Zukunftsfrage Religionen

Von Jens Dietzmann

Auf dem Wahlparteitag in Hannover hatte sie sich wiedermal für kurze Zeit den Weg ins Rampenlicht erkämpft, die Gretchenfrage der Politik. Wie soll der Staat mit Religionen umgehen? In der Programmdebatte zur Bundestagswahl 2017 aufgeworfen, wurde sie an zwei aufeinander folgenden Tagen vom Parteitag unterschiedlich beantwortet, ein zumindest diskutabler Vorgang. Denn wenn man Abstimmungsergebnisse augenscheinlich durch den Zeitpunkt der zu behandelnden Frage entscheiden kann, dann ist die Kontrolle des Zeitplanes ein nicht zu unterschätzender, aber eben sehr undemokratischer, Machtfaktor. Das aber nur am Rande.
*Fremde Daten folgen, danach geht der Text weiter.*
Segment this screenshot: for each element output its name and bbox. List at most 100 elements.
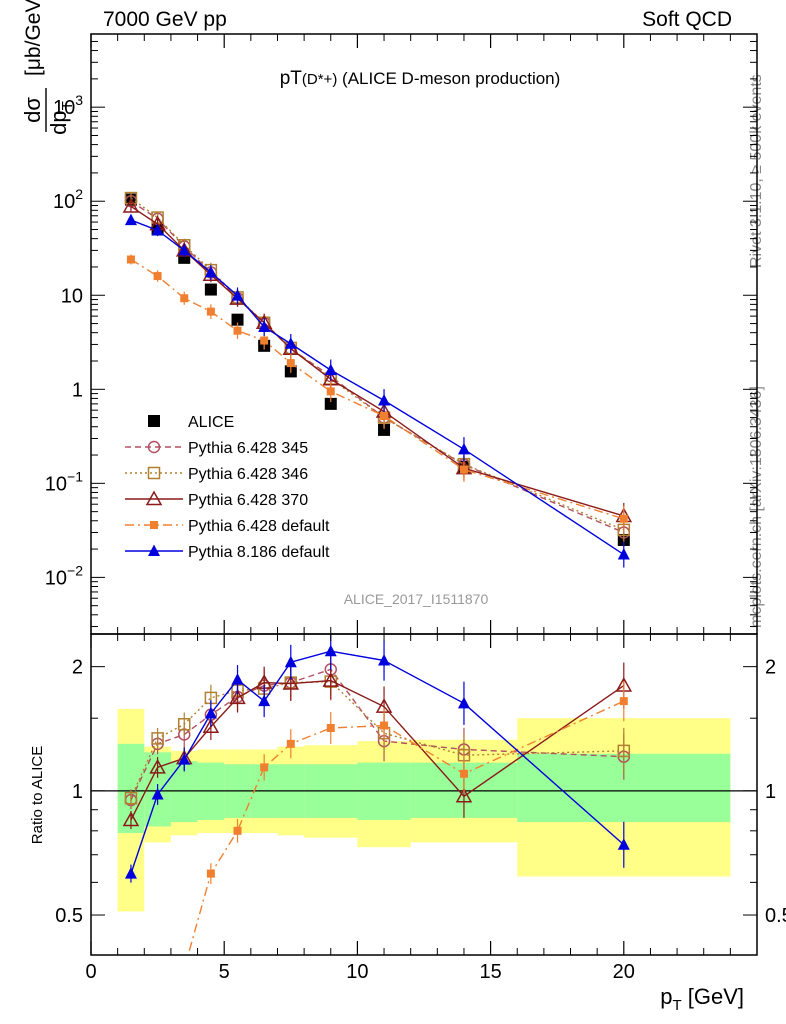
legend-marker: [148, 544, 160, 556]
legend-label: Pythia 6.428 default: [188, 518, 330, 535]
data-point: [178, 753, 191, 765]
data-point: [258, 694, 271, 707]
data-point: [180, 294, 189, 303]
data-point: [260, 336, 269, 345]
legend-entry: Pythia 6.428 345: [125, 440, 308, 457]
data-point: [124, 867, 137, 879]
y-tick-label: 10−1: [45, 468, 83, 495]
data-point: [258, 320, 271, 332]
legend-marker: [147, 466, 161, 480]
data-point: [455, 787, 473, 803]
data-point: [126, 255, 135, 264]
legend-label: Pythia 6.428 346: [188, 466, 308, 483]
data-point: [284, 337, 297, 349]
data-point: [122, 197, 140, 213]
x-tick-label: 0: [85, 961, 96, 983]
series-pythia-6-428-default: [180, 680, 628, 973]
data-point: [178, 243, 191, 256]
main-plot-area: [122, 191, 633, 568]
series-pythia-6-428-default: [126, 254, 628, 532]
data-point: [233, 826, 242, 835]
legend-label: Pythia 6.428 345: [188, 440, 308, 457]
header-left: 7000 GeV pp: [103, 8, 227, 31]
data-point: [206, 307, 215, 316]
data-point: [204, 706, 217, 719]
y-tick-label-right: 1: [765, 781, 776, 803]
data-point: [151, 223, 164, 236]
data-point: [324, 644, 337, 657]
data-point: [122, 811, 140, 827]
y-tick-label: 102: [53, 186, 83, 213]
analysis-watermark: ALICE_2017_I1511870: [344, 591, 489, 607]
data-point: [284, 655, 297, 668]
data-point: [260, 763, 269, 772]
legend-entry: ALICE: [148, 414, 234, 431]
legend-label: ALICE: [188, 414, 234, 431]
data-point: [124, 213, 137, 226]
x-tick-label: 10: [346, 961, 368, 983]
ratio-axis-label: Ratio to ALICE: [29, 746, 46, 844]
y-axis-label: dσ dpT[μb/GeV]: [20, 0, 76, 135]
y-label-unit: [μb/GeV]: [22, 0, 45, 76]
legend-marker: [148, 415, 160, 427]
data-point: [180, 965, 188, 973]
x-tick-label: 20: [613, 961, 635, 983]
data-point: [378, 654, 391, 666]
y-label-numerator: dσ: [20, 97, 45, 123]
ratio-frame: [90, 633, 758, 956]
data-point: [177, 718, 191, 731]
header-right: Soft QCD: [642, 8, 732, 31]
series-pythia-8-186-default: [124, 634, 630, 883]
data-point: [233, 326, 242, 335]
data-point: [326, 387, 335, 396]
x-axis-label: pT [GeV]: [660, 984, 744, 1014]
data-point: [617, 548, 630, 560]
y-tick-label: 0.5: [55, 905, 83, 927]
data-point: [286, 359, 295, 368]
data-point: [378, 423, 391, 436]
data-point: [380, 412, 389, 421]
data-point: [231, 313, 244, 326]
data-point: [322, 672, 340, 687]
data-point: [378, 394, 391, 406]
data-point: [153, 272, 162, 281]
data-point: [204, 265, 217, 278]
data-point: [617, 744, 631, 758]
y-tick-label: 10: [61, 285, 83, 307]
data-point: [282, 675, 300, 690]
legend-marker: [147, 440, 161, 454]
y-tick-label-right: 0.5: [765, 905, 786, 927]
legend-label: Pythia 8.186 default: [188, 544, 330, 561]
legend: ALICE Pythia 6.428 345 Pythia 6.428 346 Pyt…: [125, 414, 330, 561]
y-tick-label: 10−2: [45, 562, 83, 589]
data-point: [149, 758, 166, 774]
series-line: [130, 680, 624, 799]
x-tick-label: 5: [219, 961, 230, 983]
data-point: [206, 869, 215, 878]
series-pythia-6-428-346: [124, 191, 631, 543]
data-point: [229, 689, 246, 705]
ratio-panel: 0.5 0.5 1 1 2 2: [55, 633, 786, 973]
data-point: [202, 718, 220, 734]
data-point: [459, 769, 468, 778]
data-point: [204, 283, 217, 296]
data-point: [457, 442, 470, 455]
y-tick-label: 2: [72, 657, 83, 679]
chart-title: pT(D*+) (ALICE D-meson production): [280, 68, 561, 89]
data-point: [326, 724, 335, 733]
y-tick-label: 1: [72, 379, 83, 401]
legend-marker: [150, 521, 158, 529]
data-point: [459, 465, 468, 474]
data-point: [619, 514, 628, 523]
y-tick-label: 1: [72, 781, 83, 803]
x-tick-label: 15: [479, 961, 501, 983]
legend-entry: Pythia 8.186 default: [125, 544, 330, 561]
data-point: [151, 787, 164, 800]
data-point: [617, 838, 630, 850]
legend-marker: [145, 490, 163, 506]
ratio-plot-area: [91, 634, 757, 973]
data-point: [231, 673, 244, 685]
legend-label: Pythia 6.428 370: [188, 492, 308, 509]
Viel wichtiger ist, wie mit dem Thema auf politischer Ebene zukünftig umgegangen werden soll. Diese Frage müssen wir als Linke tatsächlich behandeln, da nicht nur über die Migration, sondern auch über die globale Kommunikation verschiedenste religiöse Ideen, oder auch Meme, in unsere Gesellschaft einsickern und Raum greifen. In manchen Fällen ist es eine Nische, in anderen reden wir von Fußballstadien aufwärts. Nun kann man sich natürlich inhaltlich mit den verschiedenen Religionen auseinandersetzen und muss dies auch. Es ist ja auch nicht verwunderlich, dass beispielsweise Glaubensvorstellungen einer mediterranen Hirtenkultur vor ca. 2.000 Jahren, die sich durch Feudalzeit und Absolutismus bis in die heutige Zeit bewahrt haben, mit heutigen Wirklichkeiten und Werten bisweilen stark kollidieren. Selbiges lässt sich für jede mir bekannte Religion in ähnlicher Weise feststellen. Deswegen müssen gesellschaftliche Werte jenseits religiöser Systeme festgelegt und durchgesetzt werden, was zu einem säkularen Staatsverständnis führt. Ist das aber genug? Ich meine nein.

Religionsgemeinschaften organisieren sich natürlich. Das geschieht aber nicht nur zum Zwecke der Ausübung der Religion, sondern hat auch sehr oft einen materiellen Aspekt. Unterschiedliche Organisationsgrade gehen heute mit unterschiedlichen Rechten einher. Als Körperschaft öffentlichen Rechts hat man natürlich ganz andere Einflussmöglichkeiten als ein privatrechtlicher Verein. An dieser Stelle muss man sich die Frage stellen, ob hier nicht gegen den Geist der Gleichberechtigung verstoßen wird. Immerhin ist es sehr bequem, Mitgliedsbeiträge gleich vom Finanzamt eintreiben zu lassen.

Mit gutem Recht könnten nun Hindus, Muslime und Satanisten hier einen gleichberechtigten Zugang zu dieser Möglichkeit verlangen. Bisher ist, zumindest was den Islam angeht, der Hinderungsgrund, dass Muslime keine Körperschaft des öffentlichen Rechts haben, die mit dem Staat einen entsprechenden Vertrag eingehen könnte. Was aber, wenn sie eine solche bilden? Mit welchem Recht soll man ihnen dann den Zugang zu diesen Privilegien verweigern? Gleiches gilt für einen Großteil der kirchlichen Privilegien. Bei der Vielzahl der religiösen Ideen auf diesem Globus und deren Abspaltungen dürfte am Ende eines Wettbewerbs um Einfluss und Privilegien so einen unübersichtlichen rechtlichen Wust und eben auch verschärfte Konflikte geben.

Besser ist es hier, das Verhältnis zwischen Staat und religiösen Gemeinschaften grundlegend neu zu definieren. Grundsätzlich ist Laizismus ein lohnender Ansatz. Gleichzeitig muss aber auch geschaut werden, welche Leistungen die Kirche für die Gesellschaft insgesamt und welche sie für ihre Mitglieder leistet. Für welche Leistungen ist eine religiöse Basis nötig, für welche nicht? Staatliche Leistungen müssen, wie in allen anderen Bereich auch, an die konkrete Aufgabenstellung und deren Erfüllung gebunden werden.

Eine solche Debatte wird aber nicht einfacher, wenn andere Religionsgemeinschaften für sich bereits kirchliche Privilegien erstritten haben. Diese Debatte muss bereits jetzt geführt werden, will man nicht dem Vorwurf der Diskriminierung Vorschub leisten, der diese vergiftet. Führen müssen wir sie ohnehin.